L’Afrique possède des atouts pour développer l’hydrogène vert, comme l’abondance des ressources solaire et éolienne, ainsi que la proximité avec l’Europe. Pourtant, plusieurs obstacles freinent le développement de la filière. Les réseaux électriques risquent d’être faibles et insuffisants, et la concurrence avec la consommation locale peut être forte, surtout dans les pays où la production nationale est déjà limitée.

Par ailleurs, les capacités portuaires sont limitées et peu adaptées au transport d’hydrogène. Et même les projets de gazoducs transcontinentaux ne pourront se concrétiser que si les premières phases sont commercialement viables et si des mécanismes de financement solides sont en place. Sans ces garanties, ces infrastructures ne deviendront jamais des projets réels.
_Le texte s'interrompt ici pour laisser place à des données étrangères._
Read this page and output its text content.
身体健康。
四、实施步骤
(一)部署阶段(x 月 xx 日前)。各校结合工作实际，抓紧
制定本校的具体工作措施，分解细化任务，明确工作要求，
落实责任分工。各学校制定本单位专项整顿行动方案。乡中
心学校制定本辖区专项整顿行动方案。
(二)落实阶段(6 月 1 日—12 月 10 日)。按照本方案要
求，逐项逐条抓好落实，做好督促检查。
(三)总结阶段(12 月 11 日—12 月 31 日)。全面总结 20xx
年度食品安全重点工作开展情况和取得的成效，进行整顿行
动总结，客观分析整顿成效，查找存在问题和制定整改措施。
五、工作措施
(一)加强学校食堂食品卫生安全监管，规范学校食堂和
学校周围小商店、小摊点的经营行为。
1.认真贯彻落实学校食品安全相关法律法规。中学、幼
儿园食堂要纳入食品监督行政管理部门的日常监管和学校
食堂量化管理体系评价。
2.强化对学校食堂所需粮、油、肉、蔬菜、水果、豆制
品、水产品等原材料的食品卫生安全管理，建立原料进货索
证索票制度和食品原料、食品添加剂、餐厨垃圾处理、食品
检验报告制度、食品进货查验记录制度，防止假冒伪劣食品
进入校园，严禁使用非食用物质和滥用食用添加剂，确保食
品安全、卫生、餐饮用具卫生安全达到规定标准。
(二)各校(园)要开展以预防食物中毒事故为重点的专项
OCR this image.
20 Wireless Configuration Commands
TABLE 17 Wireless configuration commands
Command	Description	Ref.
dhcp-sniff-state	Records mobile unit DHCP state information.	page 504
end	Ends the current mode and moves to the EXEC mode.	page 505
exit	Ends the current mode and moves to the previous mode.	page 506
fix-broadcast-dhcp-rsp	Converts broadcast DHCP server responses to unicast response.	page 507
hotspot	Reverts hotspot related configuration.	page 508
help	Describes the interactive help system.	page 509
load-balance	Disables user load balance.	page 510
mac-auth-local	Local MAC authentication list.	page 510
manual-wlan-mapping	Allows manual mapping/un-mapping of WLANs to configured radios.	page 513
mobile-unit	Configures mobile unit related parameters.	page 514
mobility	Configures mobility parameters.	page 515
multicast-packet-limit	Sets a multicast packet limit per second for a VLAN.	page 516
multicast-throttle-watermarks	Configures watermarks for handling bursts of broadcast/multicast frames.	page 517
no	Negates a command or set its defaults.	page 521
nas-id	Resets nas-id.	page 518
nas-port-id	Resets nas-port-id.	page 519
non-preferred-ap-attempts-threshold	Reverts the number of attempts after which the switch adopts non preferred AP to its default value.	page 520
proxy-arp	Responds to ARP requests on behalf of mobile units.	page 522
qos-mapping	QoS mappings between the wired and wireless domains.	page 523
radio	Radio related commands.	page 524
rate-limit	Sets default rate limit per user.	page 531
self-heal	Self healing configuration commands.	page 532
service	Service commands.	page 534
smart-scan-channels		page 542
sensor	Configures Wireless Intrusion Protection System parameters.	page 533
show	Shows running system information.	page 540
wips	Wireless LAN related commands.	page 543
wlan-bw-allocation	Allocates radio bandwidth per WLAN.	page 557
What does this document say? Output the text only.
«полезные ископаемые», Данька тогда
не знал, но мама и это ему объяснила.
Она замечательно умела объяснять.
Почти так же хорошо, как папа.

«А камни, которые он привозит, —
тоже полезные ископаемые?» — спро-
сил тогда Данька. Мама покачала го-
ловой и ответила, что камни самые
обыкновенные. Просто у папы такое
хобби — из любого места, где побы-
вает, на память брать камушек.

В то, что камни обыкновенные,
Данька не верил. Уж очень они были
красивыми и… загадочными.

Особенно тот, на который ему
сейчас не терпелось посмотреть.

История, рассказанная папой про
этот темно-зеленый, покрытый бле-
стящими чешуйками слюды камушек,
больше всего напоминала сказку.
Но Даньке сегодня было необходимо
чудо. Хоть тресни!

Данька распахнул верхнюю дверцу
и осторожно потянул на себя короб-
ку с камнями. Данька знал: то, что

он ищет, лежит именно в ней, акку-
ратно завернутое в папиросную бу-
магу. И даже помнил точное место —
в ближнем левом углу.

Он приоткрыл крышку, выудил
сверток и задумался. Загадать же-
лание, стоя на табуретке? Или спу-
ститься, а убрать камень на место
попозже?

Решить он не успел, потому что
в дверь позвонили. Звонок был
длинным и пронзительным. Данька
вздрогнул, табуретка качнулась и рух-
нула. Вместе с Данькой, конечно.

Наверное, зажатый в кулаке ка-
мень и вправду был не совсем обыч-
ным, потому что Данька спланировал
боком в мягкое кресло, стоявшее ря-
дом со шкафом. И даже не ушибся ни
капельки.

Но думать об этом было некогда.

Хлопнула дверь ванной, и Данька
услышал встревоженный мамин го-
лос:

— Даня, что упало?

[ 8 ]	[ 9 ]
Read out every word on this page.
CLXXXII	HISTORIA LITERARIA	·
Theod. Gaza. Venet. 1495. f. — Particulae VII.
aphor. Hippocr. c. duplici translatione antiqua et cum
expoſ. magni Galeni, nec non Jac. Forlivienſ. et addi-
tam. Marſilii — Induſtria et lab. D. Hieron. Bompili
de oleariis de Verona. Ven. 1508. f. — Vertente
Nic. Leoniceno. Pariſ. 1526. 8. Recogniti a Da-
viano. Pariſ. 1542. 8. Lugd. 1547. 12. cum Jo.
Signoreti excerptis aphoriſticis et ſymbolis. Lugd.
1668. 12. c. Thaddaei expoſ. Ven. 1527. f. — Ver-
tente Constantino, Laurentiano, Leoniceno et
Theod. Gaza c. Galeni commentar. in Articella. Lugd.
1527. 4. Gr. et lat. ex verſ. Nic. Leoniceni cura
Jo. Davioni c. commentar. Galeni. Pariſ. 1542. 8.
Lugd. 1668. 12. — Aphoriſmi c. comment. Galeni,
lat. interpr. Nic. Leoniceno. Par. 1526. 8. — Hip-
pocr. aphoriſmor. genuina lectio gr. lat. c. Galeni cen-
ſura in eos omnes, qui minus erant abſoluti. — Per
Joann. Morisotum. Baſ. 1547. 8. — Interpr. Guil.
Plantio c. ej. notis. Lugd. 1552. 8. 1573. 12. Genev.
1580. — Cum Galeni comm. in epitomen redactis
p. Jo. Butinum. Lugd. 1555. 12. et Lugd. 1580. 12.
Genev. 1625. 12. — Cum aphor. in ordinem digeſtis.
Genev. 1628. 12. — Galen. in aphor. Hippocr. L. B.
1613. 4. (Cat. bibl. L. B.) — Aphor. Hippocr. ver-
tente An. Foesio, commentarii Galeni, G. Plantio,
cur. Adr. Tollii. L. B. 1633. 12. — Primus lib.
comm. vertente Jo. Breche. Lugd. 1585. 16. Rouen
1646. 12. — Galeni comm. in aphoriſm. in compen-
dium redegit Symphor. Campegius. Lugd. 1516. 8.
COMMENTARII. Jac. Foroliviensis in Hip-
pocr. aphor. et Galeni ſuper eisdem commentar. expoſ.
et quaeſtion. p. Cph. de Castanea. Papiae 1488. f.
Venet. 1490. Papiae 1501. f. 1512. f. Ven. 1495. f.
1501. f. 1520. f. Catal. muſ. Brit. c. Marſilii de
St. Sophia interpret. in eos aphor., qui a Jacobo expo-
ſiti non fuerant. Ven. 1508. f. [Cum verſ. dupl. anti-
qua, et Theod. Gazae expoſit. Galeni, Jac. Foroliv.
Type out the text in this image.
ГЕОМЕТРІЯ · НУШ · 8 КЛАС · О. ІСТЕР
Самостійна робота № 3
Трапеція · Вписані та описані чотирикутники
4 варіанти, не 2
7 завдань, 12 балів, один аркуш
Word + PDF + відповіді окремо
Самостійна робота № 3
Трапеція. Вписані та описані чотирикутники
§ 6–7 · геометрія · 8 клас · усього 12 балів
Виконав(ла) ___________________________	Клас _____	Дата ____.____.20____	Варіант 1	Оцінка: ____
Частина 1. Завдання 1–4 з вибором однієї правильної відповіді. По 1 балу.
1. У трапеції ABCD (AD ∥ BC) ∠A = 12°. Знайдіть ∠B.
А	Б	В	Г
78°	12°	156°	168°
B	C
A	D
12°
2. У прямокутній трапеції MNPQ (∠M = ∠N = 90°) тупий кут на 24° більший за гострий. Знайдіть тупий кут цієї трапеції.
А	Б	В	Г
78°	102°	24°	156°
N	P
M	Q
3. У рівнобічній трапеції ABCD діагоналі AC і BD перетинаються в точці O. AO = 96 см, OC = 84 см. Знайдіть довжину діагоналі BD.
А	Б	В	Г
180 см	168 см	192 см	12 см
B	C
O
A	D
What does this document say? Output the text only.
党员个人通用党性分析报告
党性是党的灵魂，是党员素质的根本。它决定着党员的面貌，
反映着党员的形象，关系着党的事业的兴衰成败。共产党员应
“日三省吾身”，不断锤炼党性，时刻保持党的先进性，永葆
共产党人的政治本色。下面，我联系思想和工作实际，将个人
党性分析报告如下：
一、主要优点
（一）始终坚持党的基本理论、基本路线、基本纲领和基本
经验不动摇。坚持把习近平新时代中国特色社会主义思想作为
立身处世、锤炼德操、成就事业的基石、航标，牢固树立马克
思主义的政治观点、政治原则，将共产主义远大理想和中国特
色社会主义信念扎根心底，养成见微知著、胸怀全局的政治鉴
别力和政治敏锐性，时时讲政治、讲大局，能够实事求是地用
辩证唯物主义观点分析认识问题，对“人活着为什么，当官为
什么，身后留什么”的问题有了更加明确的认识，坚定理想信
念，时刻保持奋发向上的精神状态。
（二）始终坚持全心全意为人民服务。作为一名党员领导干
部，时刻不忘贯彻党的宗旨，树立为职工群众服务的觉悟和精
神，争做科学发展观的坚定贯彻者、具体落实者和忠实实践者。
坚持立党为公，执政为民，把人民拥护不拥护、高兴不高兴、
Sans oublier que l’accès à l’eau est souvent difficile en Afrique. Le recours au dessalement peut être possible, mais cela augmenterait les coûts, la complexité des projets et les besoins énergétiques. À cela s’ajoute un gros problème financier : l’absence de contrats d’achat fermes sur le long terme, indispensables pour sécuriser les investissements.

Pour toutes ces raisons, le rapport recommande que l’Afrique commence par des plus petits projets avant de viser des ambitions à grande échelle.